I received yesterday the new memoir by Harold Burson, The Business of Persuasion. Now in his tenth decade, Harold is a giant in the field of public relations, co-founder of the global firm Burson-Marsteller, formerly an Armed Forces Radio Network reporter during 1945-46 at the international Nuremberg trial of the principal Nazi war criminals, a truly wise man, and, I’m very lucky to say, my friend.
I have only begun to read the book. So far it’s smooth and smart, filled with great stories and clear, profound life-lessons. Harold calls these his “Takeaways,” and he very helpfully itemizes these keys to success at the end of each chapter.
When I finish reading Harold’s book—which will be soon, because, as he writes in a first chapter Takeway, daily reading of good material is both a pleasure and wise—I plan to write more about it.
I’m writing now about a Chapter One nugget because it’s striking and timely.
As Harold Burson recounts, he was an important adviser and friend to President Ronald Reagan, especially in his post-presidency years.
In 1989, Harold advised President Reagan, newly-retired and beginning to give talks to various audiences, to include in his speeches some bipartisan messages.
Reagan liked the advice. He then described two issues that had concerned him for a long time.
One was the Twenty-Second Amendment to the U.S. Constitution. Since the 1950s, it has limited presidents to two terms. Reagan, having been there, thought it was terrible that the Constitution makes every reelected president a lame duck. He preferred to trust the possibility of third terms to presidents’ sound personal decision making, and also to voters. He noted that he was glad that President Franklin Roosevelt had been able to run for a third term in 1940. (Reagan voted for him then, as he had in 1932 and 1936 and would again in 1944—F.D.R. was one of Reagan’s great heroes.)
The second concern that President Reagan voiced to Harold Burson was about the politicized methods that State legislative majorities use to draw the boundaries of Congressional districts. Reagan said, in substance—Burson is careful to note that he puts in quotation marks the substance, reconstructed from documents and memory, of what a person said, not his verbatim words—that
“[r]ather than leaving it to the politics of whichever party controls a state’s legislature, each state should have an independent nonpartisan commission whose sole responsibility is redistricting based on census results.” [Reagan] condemned gerrymandering; there should be geographic integrity in setting the boundaries of congressional districts. (p. 22)
Harold Burson agreed with the logic of President Reagan’s bipartisan—which is to say, really, his nonpartisan—position, and obviously I do too.

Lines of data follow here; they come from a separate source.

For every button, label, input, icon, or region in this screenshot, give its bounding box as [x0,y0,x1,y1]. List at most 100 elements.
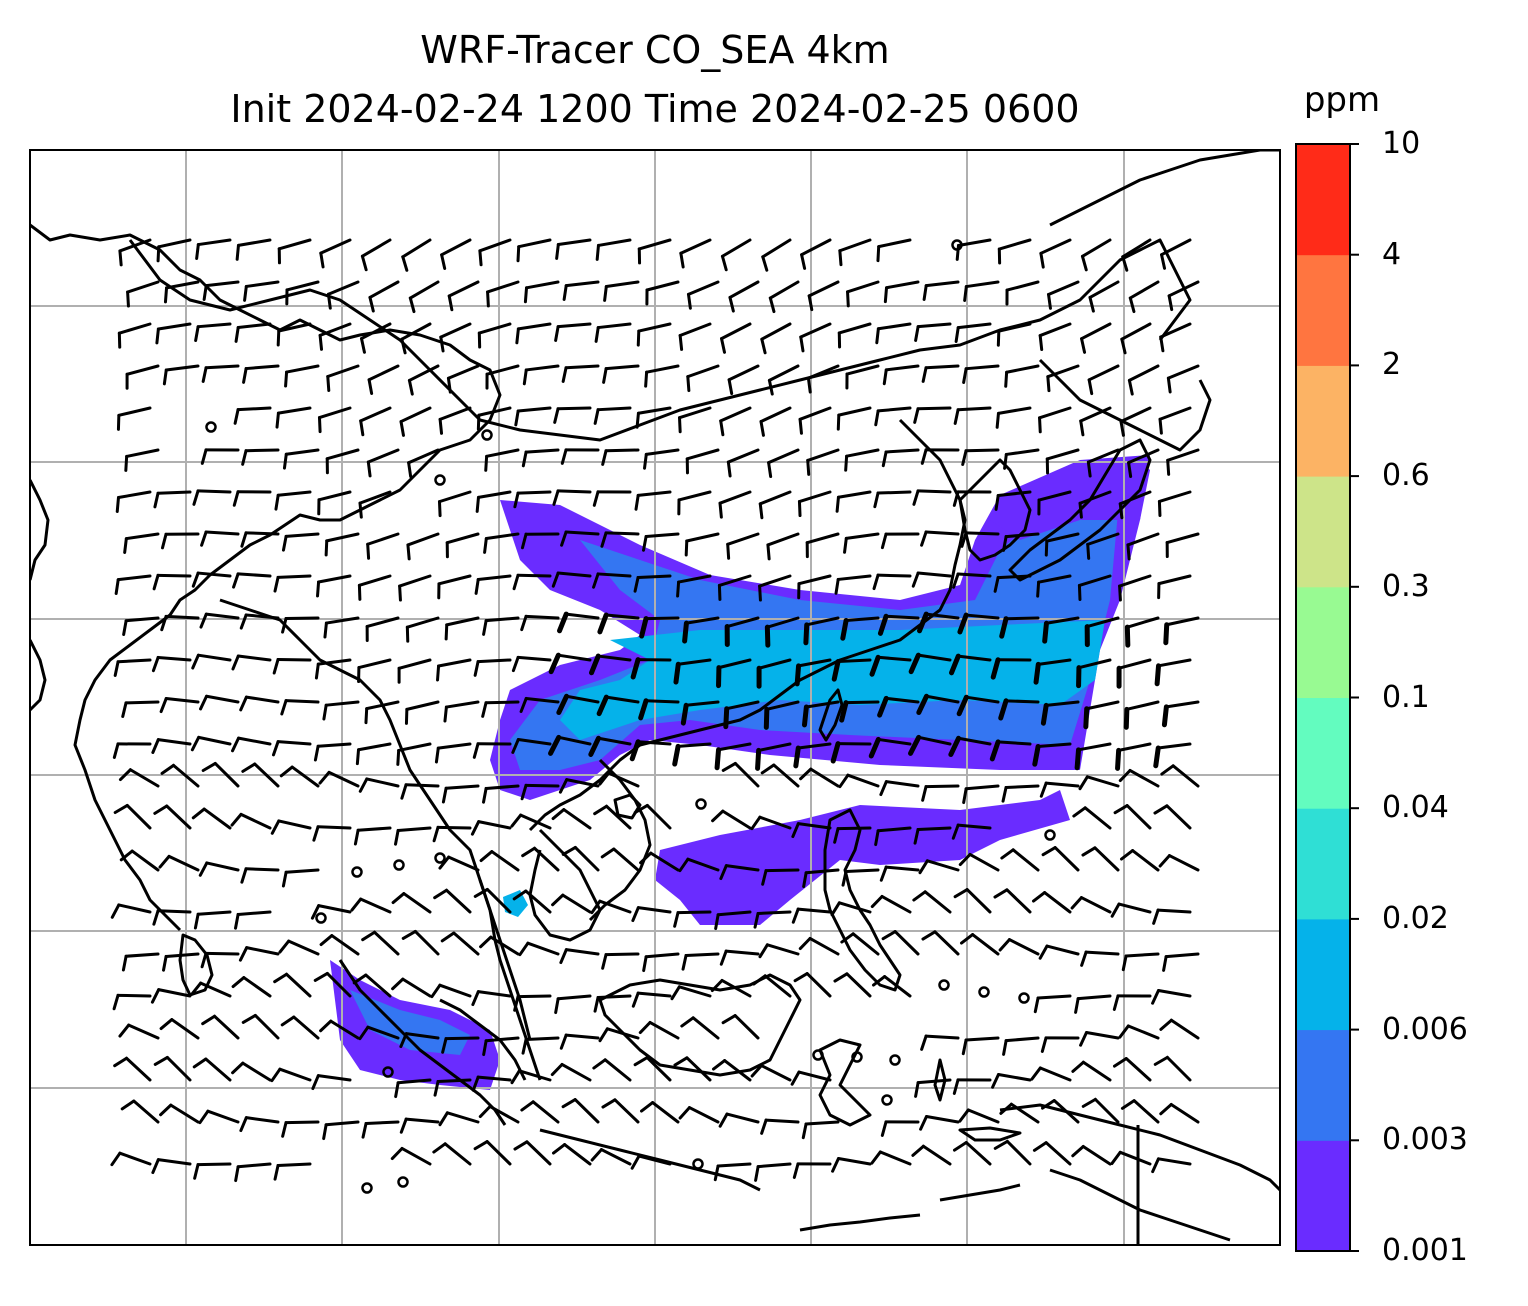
wind-barb-shaft [128,768,160,788]
wind-barb-icon [1078,775,1120,791]
wind-barb-feather [803,622,810,646]
wind-barb-feather [191,653,200,670]
wind-barb-icon [592,572,632,589]
wind-barb-icon [998,698,1040,721]
wind-barb-shaft [997,322,1032,333]
wind-barb-feather [560,448,568,465]
wind-barb-icon [846,280,880,308]
wind-barb-shaft [883,975,912,998]
wind-barb-feather [355,748,361,766]
wind-barb-feather [401,929,417,940]
wind-barb-icon [350,897,392,914]
wind-barb-icon [470,820,512,836]
wind-barb-icon [155,322,192,345]
wind-barb-shaft [804,1120,840,1126]
wind-barb-shaft [676,742,712,748]
wind-barb-icon [558,778,600,794]
wind-barb-feather [880,1120,888,1137]
wind-barb-icon [920,448,960,465]
wind-barb-feather [1153,804,1169,815]
wind-barb-icon [555,238,592,260]
wind-barb-feather [993,1139,1009,1150]
wind-barb-feather [192,489,200,506]
wind-barb-icon [952,1078,992,1095]
wind-barb-feather [366,542,371,560]
wind-barb-feather [358,1025,370,1041]
wind-barb-icon [281,616,320,634]
wind-barb-feather [594,326,600,343]
wind-barb-feather [753,911,760,929]
wind-barb-shaft [761,238,792,259]
wind-barb-shaft [560,1062,592,1082]
wind-barb-icon [953,406,992,425]
wind-barb-shaft [253,1013,280,1040]
wind-barb-icon [635,406,672,429]
wind-barb-icon [763,700,800,730]
wind-barb-shaft [170,1018,200,1040]
wind-barb-shaft [644,699,680,704]
wind-barb-shaft [290,765,320,788]
wind-barb-icon [437,490,472,518]
wind-barb-feather [678,333,684,351]
wind-barb-shaft [971,933,1000,956]
wind-barb-feather [1120,337,1127,355]
wind-barb-feather [916,693,930,716]
wind-barb-feather [601,953,608,970]
wind-barb-feather [234,912,240,930]
wind-barb-feather [318,770,331,785]
wind-barb-feather [1071,1144,1085,1158]
wind-barb-icon [560,530,600,547]
wind-barb-icon [239,695,280,712]
wind-barb-icon [1030,1066,1072,1082]
wind-barb-feather [874,409,880,427]
wind-barb-shaft [996,740,1032,746]
wind-barb-icon [879,865,920,882]
coastline-sri-lanka [178,933,214,997]
wind-barb-icon [1081,1097,1120,1124]
wind-barb-feather [994,494,1000,511]
wind-barb-shaft [277,238,312,251]
wind-barb-icon [911,571,952,588]
wind-barb-icon [870,1150,912,1166]
wind-barb-icon [231,1061,272,1082]
wind-barb-icon [1041,846,1080,872]
wind-barb-icon [1046,364,1080,393]
wind-barb-feather [152,573,160,591]
wind-barb-shaft [719,406,752,423]
wind-barb-feather [911,571,920,588]
wind-barb-icon [594,322,632,343]
wind-barb-icon [806,364,840,394]
colorbar-tick-label: 0.02 [1382,900,1449,936]
wind-barb-feather [831,659,841,682]
wind-barb-feather [1032,743,1041,767]
wind-barb-feather [629,739,641,762]
wind-barb-icon [357,574,392,601]
wind-barb-icon [1045,448,1080,475]
wind-barb-feather [1074,747,1082,771]
wind-barb-icon [961,1036,1000,1056]
wind-barb-icon [110,1151,152,1167]
wind-barb-icon [281,532,320,552]
wind-barb-feather [1118,584,1122,602]
wind-barb-feather [798,936,812,951]
wind-barb-icon [767,448,800,479]
wind-barb-icon [920,530,960,547]
wind-barb-feather [190,735,201,752]
wind-barb-feather [198,861,209,877]
wind-barb-shaft [357,658,392,670]
wind-barb-feather [552,1143,567,1155]
wind-barb-shaft [373,930,400,956]
wind-barb-icon [639,616,680,639]
wind-barb-icon [121,700,160,718]
wind-barb-shaft [1159,322,1192,339]
wind-barb-shaft [916,406,952,411]
wind-barb-shaft [956,406,992,412]
wind-barb-icon [598,771,640,788]
wind-barb-icon [721,761,760,788]
wind-barb-icon [681,952,720,971]
wind-barb-feather [271,740,280,757]
wind-barb-shaft [1169,1102,1200,1124]
wind-barb-feather [948,735,962,758]
wind-barb-icon [883,280,920,304]
wind-barb-shaft [236,910,272,916]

The U.S. Supreme Court currently is deciding the constitutionality of partisan gerrymandering in state legislative districts. The case, Gill v. Whitford, was argued last week, and the Court’s decision is expected in coming months. For information on the case, including briefs and a link to oral argument audio, visit this SCOTUSblog page:
The issue that concerned President Reagan, partisan gerrymandering of Congressional districts, is formally different from Gill v. Whitford’s focus on partisan gerrymandering of state legislative districts. But the issues raise substantively the same question—the district line-drawers are one and the same state legislators, holding majority power, legislating boundaries so as to maximize their party’s advantage beyond its candidates’ abilities to win votes at the polls.
As the Supreme Court considers Gill v. Whitford, I hope that it will heed President Reagan’s wisdom—if it’s not too late to “file” another “amicus brief” in the case, maybe this can count as his.
I’m grateful to Harold Burson for bringing it to our attention.
And you should buy and read his book!